# LeetCode Search in Rotated Sorted Array II: More General & Compact Code

## Overview

Whether or not duplicates exist in the rotated sorted array in this LeetCode problem can be handled consistently in a single copy of code with O(N) time bound.

That is, one can actually come up with a more general code to handle this LeetCode Rotated Sorted Array problem no matter duplicates exist or not consistently. The code run in O(logN) when no duplicates exists, while run in O(N) in the worst case when there are duplicates. I will analysis the reasons too.

## Problem Definition

Follow up for “Search in Rotated Sorted Array”:

What if *duplicates* are allowed?

Would this affect the run-time complexity? How and why?

Write a function to determine if a given target is in the array.

## Solution and Analysis

If there are duplicates in the array, then the worst search time has to be linear time. The thing is that when duplicates exists, we cannot easily determine which half is the increasing interval, say 2 2 2 2 2 2 2 2 2 3 2 2, for this case, we cannot tell which half is increasing by just observing the i, mid, j elements. The result is that to correctly determine if the target exists or not, we need to search through both half. Then it becomes actually a linear search.
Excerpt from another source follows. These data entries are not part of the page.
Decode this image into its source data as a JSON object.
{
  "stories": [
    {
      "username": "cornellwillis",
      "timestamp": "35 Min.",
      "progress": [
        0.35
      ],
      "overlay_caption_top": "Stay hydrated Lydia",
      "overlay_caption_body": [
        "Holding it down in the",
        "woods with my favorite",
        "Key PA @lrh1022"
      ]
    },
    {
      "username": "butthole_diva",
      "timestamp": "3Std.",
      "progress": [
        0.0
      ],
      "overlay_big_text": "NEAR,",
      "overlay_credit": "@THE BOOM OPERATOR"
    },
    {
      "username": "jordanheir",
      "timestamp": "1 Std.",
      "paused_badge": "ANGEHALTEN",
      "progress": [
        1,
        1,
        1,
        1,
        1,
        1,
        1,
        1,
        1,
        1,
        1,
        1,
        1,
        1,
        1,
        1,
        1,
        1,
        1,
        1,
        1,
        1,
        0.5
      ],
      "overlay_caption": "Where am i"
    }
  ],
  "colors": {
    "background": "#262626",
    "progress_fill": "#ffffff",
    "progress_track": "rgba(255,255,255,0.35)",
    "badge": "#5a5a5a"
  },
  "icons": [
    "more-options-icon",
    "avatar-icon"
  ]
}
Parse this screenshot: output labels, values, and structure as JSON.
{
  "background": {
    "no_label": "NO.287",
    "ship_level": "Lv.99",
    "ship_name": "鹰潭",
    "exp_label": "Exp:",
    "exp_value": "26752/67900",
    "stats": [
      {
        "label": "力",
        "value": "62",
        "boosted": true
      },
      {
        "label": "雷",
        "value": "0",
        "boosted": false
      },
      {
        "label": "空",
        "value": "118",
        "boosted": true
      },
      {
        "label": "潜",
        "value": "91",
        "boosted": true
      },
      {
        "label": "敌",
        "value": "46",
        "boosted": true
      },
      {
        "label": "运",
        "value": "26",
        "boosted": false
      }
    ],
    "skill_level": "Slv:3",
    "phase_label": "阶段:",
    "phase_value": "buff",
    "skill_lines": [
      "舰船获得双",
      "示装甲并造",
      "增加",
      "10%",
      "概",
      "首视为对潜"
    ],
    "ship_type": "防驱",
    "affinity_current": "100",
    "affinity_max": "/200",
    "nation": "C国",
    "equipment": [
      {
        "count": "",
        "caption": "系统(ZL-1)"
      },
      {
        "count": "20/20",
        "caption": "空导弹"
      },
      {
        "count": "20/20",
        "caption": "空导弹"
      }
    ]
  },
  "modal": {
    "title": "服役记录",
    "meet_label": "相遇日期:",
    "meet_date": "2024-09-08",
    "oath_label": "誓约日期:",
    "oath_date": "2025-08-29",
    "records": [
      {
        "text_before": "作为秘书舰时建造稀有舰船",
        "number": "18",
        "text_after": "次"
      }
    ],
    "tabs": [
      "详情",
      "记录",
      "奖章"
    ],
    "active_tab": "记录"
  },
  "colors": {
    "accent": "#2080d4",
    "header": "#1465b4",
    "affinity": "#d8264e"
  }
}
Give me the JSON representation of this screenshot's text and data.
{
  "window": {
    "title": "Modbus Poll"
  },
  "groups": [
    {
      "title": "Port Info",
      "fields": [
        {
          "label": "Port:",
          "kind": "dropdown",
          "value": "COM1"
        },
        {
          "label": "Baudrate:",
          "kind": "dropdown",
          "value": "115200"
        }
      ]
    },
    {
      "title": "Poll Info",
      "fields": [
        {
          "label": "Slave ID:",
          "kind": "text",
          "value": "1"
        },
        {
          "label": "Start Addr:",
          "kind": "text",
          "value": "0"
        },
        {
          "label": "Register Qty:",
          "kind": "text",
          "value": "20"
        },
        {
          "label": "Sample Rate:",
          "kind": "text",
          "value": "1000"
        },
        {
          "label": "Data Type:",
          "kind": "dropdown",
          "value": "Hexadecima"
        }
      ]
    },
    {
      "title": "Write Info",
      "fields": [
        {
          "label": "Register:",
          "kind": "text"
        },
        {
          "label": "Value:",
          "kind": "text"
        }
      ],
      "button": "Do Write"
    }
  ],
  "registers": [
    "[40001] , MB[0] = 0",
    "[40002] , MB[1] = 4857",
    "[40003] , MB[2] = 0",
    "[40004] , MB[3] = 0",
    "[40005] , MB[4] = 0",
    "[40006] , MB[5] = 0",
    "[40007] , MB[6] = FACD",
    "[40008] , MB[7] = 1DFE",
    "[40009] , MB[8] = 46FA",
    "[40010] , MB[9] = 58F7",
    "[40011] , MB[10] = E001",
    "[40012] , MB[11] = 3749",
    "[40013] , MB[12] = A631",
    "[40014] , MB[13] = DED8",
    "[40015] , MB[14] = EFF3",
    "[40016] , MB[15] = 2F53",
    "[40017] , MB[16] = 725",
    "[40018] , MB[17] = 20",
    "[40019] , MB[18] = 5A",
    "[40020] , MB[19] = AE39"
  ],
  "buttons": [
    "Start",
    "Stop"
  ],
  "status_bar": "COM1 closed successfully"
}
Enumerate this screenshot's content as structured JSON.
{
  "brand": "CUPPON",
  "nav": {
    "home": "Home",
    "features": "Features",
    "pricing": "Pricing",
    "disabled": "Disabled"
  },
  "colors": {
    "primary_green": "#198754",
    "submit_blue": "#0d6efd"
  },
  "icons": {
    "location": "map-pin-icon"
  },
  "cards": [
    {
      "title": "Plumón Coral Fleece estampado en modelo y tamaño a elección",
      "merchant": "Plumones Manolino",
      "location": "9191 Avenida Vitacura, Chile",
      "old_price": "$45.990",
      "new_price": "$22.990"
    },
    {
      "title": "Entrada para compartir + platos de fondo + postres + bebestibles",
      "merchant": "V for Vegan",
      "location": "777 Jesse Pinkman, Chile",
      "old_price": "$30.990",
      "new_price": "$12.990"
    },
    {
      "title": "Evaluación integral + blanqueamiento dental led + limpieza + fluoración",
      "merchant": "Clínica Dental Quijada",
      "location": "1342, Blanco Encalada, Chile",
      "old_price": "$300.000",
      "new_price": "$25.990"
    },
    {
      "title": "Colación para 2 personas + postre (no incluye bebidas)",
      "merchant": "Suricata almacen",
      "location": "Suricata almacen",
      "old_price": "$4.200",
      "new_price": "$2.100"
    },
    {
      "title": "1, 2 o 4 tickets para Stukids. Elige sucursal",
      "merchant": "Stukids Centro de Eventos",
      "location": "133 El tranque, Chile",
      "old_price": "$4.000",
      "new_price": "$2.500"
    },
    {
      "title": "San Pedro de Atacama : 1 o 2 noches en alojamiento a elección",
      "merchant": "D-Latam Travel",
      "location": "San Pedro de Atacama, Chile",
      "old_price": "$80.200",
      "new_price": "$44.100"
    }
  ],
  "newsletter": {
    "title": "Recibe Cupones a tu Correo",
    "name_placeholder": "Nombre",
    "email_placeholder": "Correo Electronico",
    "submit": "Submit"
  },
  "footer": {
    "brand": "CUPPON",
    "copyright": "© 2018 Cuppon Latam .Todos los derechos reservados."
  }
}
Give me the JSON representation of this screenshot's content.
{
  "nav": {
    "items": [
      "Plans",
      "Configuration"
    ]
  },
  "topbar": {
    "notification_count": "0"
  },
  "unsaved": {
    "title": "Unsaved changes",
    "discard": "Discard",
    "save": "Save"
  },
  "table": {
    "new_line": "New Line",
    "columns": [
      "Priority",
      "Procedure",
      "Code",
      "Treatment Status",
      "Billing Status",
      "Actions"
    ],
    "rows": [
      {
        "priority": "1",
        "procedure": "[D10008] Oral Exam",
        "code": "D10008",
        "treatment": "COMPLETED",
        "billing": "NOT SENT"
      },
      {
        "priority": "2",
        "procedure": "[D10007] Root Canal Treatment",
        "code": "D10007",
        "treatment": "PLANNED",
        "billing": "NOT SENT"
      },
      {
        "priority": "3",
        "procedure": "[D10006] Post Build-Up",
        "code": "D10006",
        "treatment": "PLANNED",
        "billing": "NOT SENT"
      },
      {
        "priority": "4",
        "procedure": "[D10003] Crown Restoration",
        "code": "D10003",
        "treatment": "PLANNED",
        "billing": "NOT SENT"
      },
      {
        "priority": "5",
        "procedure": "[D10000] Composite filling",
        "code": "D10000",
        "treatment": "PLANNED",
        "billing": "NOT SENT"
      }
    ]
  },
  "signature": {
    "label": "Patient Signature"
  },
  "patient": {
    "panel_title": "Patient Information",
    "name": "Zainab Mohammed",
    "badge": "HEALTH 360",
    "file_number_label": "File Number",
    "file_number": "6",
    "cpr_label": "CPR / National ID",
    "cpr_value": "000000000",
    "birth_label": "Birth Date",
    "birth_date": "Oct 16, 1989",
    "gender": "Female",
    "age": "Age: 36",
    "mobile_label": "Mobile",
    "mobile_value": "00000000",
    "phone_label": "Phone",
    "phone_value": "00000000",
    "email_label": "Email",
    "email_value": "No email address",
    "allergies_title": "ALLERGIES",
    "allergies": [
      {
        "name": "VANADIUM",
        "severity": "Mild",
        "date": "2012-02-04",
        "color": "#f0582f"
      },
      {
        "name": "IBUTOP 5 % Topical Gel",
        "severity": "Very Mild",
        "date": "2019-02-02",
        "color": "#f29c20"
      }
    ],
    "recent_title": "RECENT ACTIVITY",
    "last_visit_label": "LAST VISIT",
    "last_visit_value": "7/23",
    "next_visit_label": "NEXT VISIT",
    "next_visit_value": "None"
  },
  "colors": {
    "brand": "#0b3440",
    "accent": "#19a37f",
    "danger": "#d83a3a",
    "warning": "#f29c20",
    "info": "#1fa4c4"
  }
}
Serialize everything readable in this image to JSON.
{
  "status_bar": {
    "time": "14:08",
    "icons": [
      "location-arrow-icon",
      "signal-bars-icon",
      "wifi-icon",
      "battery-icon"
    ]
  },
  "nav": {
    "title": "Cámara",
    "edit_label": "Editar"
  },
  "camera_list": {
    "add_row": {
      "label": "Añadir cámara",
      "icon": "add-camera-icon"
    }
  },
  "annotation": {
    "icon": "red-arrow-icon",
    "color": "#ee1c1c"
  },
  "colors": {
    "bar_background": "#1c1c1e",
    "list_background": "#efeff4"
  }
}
However, one could still write the same copy of code to give a log(N) bound when there is no duplicates while it becomes O(N) when duplicates appear. The key point is that we can determine the rotated half instead of the increasing half any ways. Now we need to compare Array[i] with Array[mid], we also need to compare Array[mid] with Array[j], if there is no duplicates, then the rotated half must have the the first element is larger than the last element. Then we get to know the other half is the increasing half. Ok, things become the same as in no duplicates case. But if we cannot determine this, like in case 2 2 2 2 2 2 2 2 2 3 2 2, we have to search both half, and it becomes linear search.

Update: The way to determine if a linear scan needs to be adopted is to test if(Array[i] == Array[mid] && Array[j] == Array[mid]), if so, then we directly go to use linear scan, if not, we follow the binary search scheme.

## Source Code Pass Both the Two Problem Tests

The following same source code is accepted by the LeetCode Oj for the Search in Rotated Sorted Array, both I and II, with or without duplicates:

int search(int A[], int n, int target) { int lo = 0, hi = n - 1; int mid = 0; while (lo <= hi) { mid = lo + (hi - lo) / 2; if (A[mid] == target) return mid; if (A[mid] < A[hi] && target <= A[hi] && target > A[mid]) lo = mid + 1; else if (A[mid] > A[lo] && target < A[mid] && target >= A[lo]) hi = mid - 1; else if (A[mid] < A[hi]) hi = mid - 1; else if (A[mid] > A[lo]) lo = mid + 1; else { if (A[mid] == A[lo])++lo; if (A[mid] == A[hi])--hi; } } return -1; }

## Summary

A consistent and compact code is given to solve LeetCode Search in Rotated Sorted Array problem Whether or not duplicates exist in O(N) time. Actually, this piece of code run in O(logN) when no duplicates exist and only run in O(N) when duplicates exist. This fact about the code is quite pleasing.